Äh…da war doch noch was, weswegen wir überhaupt so früh nach Kloten mussten. Ah ja, wir hatten doch noch einen Match zu bestreiten.
Schnell angezogen konnten wir mit leichter Verspätung doch noch ein anständiges Aufwärmen absolvieren. Leider machte sich bei Nic sein Tête‐à-tête mit der Torumrandung vom letzten Match suboptimal bemerkbar, was ein Spielen für Ihn leider unmöglich machte.

Trotz seines Ausfalls starteten wir das erste Drittel wie es sich unser Coach erhoffte. Wir spielten solid aus der Defensive heraus und kamen dann vor allem gegen Ende des Drittels zu einigen guten Abschlüssen, leider aber ohne zu Punkten. Aber auch die Treff brachten Den Puck nicht über unsere Torlinie und so endete ein gutes erste Drittel mit 0 : 0.

Im zweiten Drittel wollten wir genau so weiterspielen wie wir im ersten Drittel angefangen haben. Tönt gut, klappte dann aber nur bis die Uhr genau 08:00 Uhr morgens anzeigte und wir lagen 1 Tor zurück.
Wir konzentrierten uns aber weiterhin auf unsere Defensivarbeit und hätten durch einige schöne Spielzüge durchaus auch ausgleichen können. Nach einer Wunderschönen Kombination unsererseits, welche wie so oft nicht im Tor endete, war es dann allerdings der Konter der Treff, welcher uns mit 2 Toren hinten stehen liess.
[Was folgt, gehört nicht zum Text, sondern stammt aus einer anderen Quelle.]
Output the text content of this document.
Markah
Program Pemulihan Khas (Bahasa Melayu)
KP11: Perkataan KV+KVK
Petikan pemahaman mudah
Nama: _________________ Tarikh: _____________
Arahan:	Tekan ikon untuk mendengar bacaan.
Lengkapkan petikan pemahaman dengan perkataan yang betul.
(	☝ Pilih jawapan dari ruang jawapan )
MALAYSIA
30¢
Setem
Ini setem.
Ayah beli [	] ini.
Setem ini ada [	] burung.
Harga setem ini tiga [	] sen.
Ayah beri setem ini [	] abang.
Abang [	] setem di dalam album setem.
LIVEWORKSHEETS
Auch im dritten Drittel agierte der EHC Swissair weiter solide aus der Defensive heraus und schon nach wenigen gespielten Minuten konnten wir Jubeln. 1 : 2 der Spielstand, der Anschlusstreffer, da sollte doch der Sieg möglich sein. Leider hat unser Anschlusstreffer den Torhunger auch bei den Verteidigern geweckt und unsere Taktik war ein wenig aus dem Ruder gelaufen. Wir hatten wohl gute Chancen, den Ausgleich zu schiessen, durch die offensivere Einstellung hatte dann allerdings auch die Treff mehr Platz. Es kam wie es im Hockey so oft kommt: in kurzen Abständen konnte unser Gegner 3 Tore zu Buche schreiben was die Partie trotz dem kurz vor Schluss geschossenen zweiten Tor entschied.

Fazit:
5 : 2 Verloren an einem bitter kalten Samstagmorgen(früh!!), Nic jetzt definitiv verletzt,
und die Erkenntnis, dass wir trotzallem ein super Team mit guter Stimmung sind, in welchem nicht nur ans Bier nach dem Match sondern auch an den Kaffe vor dem Match gedacht wird.